りぼんの読書ノート

Yahooブログから移行してきた読書ノートです

暗号機エニグマへの挑戦(ロバート・ハリス)

イメージ 1

サイモン・シン暗号解読でも、ドイツ軍の暗号機エニグマの解読は大きな山場でした。本書は、チューリングを擁してエニグマを解読した、イギリスのブレッチレー・パークを舞台に、天才数学者たちが巻き込まれた諜報事件がテーマのサスペンス小説です。

物語は、1943年3月に始まります。いったん解読に成功していたエニグマが、突如として解読不能となったのです。まだコンピューターはなく、ボンブと呼ばれた機械式演算機しかなかった頃ですから、原理的には解読できていても、暗号キーを変更されたらそれを見出すのに数ヶ月もかかる可能性もあった時代。折りしもアメリカからの大補給船団が続々と大西洋を渡って来る時期であり、4日以内に解読できずUボートに襲われたら、戦車も燃料も食料も、もちろん人命も失われてしまう!

過労と失恋の痛手で倒れて静養していた若き天才数学者ジェリコが、急遽呼び戻されますが、今度はやはり解読センターで働いていた元恋人のクレアが失踪するという事件が起こり、彼女にスパイの嫌疑がかけられます。
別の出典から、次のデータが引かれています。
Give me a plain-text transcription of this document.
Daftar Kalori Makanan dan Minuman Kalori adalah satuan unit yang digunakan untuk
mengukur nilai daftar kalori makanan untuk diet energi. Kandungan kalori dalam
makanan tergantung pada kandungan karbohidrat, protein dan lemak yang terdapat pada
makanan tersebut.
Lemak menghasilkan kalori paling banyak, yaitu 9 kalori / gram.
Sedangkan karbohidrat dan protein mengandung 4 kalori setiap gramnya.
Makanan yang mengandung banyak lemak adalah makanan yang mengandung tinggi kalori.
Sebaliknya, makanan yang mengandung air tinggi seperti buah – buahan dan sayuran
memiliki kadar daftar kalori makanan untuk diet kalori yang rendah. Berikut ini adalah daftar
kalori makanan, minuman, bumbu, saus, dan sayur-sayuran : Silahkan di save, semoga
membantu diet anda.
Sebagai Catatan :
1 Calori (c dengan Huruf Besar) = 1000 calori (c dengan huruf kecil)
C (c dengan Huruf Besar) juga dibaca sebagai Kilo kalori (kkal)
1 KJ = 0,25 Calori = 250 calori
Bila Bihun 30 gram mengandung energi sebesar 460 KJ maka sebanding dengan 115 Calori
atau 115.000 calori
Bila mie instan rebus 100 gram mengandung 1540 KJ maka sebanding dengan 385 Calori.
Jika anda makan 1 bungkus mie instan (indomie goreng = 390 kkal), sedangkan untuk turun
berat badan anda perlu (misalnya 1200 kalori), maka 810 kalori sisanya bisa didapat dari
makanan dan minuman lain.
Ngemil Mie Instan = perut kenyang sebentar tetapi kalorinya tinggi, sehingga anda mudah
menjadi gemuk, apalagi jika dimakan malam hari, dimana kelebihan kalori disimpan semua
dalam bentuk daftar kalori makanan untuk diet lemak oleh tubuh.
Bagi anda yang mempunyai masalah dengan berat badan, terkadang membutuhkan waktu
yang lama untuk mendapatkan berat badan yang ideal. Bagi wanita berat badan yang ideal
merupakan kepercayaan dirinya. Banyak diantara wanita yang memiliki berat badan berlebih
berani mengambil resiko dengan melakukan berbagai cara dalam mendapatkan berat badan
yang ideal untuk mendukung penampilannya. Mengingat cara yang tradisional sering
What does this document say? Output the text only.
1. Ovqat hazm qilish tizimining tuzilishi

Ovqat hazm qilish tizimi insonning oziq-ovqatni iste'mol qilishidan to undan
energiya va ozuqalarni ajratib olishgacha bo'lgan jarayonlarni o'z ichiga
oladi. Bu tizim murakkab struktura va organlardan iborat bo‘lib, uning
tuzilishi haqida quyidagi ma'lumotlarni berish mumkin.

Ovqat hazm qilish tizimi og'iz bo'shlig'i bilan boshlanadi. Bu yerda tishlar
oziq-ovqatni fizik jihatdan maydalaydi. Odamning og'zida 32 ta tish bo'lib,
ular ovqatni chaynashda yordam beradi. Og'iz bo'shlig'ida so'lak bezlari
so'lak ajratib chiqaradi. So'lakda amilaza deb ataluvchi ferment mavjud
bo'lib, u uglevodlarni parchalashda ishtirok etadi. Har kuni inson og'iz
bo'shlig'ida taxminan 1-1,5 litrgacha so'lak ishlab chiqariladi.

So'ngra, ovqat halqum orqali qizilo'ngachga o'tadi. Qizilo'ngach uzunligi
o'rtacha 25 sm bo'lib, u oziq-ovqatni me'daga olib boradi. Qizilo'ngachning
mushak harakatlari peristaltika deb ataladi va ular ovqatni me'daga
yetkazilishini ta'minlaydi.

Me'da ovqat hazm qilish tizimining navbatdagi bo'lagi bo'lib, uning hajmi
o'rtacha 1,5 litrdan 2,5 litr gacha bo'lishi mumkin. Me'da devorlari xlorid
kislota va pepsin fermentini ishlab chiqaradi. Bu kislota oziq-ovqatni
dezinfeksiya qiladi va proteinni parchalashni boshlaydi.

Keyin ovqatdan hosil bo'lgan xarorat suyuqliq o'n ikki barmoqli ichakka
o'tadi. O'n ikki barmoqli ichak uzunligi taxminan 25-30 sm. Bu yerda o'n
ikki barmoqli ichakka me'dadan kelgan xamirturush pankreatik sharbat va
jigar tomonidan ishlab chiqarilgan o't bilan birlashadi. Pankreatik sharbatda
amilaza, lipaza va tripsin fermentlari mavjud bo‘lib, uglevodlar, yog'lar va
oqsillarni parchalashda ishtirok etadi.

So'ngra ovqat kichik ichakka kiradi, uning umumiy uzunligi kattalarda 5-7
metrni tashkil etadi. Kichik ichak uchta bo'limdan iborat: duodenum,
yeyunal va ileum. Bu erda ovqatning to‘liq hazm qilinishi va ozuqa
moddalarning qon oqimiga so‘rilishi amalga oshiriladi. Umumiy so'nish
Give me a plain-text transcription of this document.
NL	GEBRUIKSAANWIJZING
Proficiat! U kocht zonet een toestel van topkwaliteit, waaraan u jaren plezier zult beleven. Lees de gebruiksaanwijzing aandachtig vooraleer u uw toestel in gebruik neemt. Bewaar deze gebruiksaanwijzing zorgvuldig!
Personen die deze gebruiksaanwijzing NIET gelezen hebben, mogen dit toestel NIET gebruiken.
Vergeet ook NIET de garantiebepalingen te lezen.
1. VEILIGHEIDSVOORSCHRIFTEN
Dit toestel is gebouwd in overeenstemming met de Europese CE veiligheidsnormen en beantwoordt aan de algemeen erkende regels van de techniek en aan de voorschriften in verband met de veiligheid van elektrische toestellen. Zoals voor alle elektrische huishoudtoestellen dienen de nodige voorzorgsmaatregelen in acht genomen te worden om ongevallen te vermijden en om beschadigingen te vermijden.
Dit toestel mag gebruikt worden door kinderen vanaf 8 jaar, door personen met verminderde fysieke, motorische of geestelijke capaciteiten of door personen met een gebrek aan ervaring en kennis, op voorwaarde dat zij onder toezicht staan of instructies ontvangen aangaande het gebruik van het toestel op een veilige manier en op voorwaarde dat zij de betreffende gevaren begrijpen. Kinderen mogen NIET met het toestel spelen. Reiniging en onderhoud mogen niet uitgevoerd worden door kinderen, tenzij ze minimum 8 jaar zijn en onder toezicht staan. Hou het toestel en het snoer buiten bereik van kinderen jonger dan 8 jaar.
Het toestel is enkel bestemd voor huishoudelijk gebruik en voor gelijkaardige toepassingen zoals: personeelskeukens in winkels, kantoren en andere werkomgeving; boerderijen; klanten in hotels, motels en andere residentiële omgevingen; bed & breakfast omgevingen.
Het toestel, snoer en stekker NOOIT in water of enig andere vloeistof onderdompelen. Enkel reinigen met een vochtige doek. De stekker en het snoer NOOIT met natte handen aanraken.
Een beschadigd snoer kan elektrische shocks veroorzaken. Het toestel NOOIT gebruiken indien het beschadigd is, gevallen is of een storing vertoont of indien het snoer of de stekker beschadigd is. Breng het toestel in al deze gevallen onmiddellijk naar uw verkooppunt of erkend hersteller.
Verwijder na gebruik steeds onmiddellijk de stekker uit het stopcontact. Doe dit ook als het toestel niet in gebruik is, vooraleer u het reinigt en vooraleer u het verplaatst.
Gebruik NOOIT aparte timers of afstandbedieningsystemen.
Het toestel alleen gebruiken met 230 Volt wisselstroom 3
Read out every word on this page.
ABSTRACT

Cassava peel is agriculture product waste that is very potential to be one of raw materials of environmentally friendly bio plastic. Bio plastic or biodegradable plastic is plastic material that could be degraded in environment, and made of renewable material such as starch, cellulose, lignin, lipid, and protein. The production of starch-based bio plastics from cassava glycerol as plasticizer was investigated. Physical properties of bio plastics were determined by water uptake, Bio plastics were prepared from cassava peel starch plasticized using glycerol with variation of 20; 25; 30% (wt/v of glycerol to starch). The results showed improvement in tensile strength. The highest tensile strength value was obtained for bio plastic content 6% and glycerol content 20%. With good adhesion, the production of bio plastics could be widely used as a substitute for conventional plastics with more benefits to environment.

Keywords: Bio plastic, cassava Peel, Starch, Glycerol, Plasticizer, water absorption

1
そもそもイギリスがエニグマ暗号を解読できていたことは最大の機密事項だったわけで、ドイツ海軍に暗号キーを変えさせたのは、スパイによる機密漏洩のせいかもしれないんですね。期限内の暗号解読というノルマを抱えながら元恋人の失踪の謎を追うジェリコは、輸送船団も、元恋人も救うことができるのでしょうか・・。

Uボートの犠牲になった輸送船団や、イギリスが傍受しながら解読をやめたポーランド領内のドイツ軍通信基地からのメッセージなど、情報戦争の史実に立脚した、興味深い小説でした。もちろん、ラストの意外な展開なども含めて、サスペンスとしても秀逸です。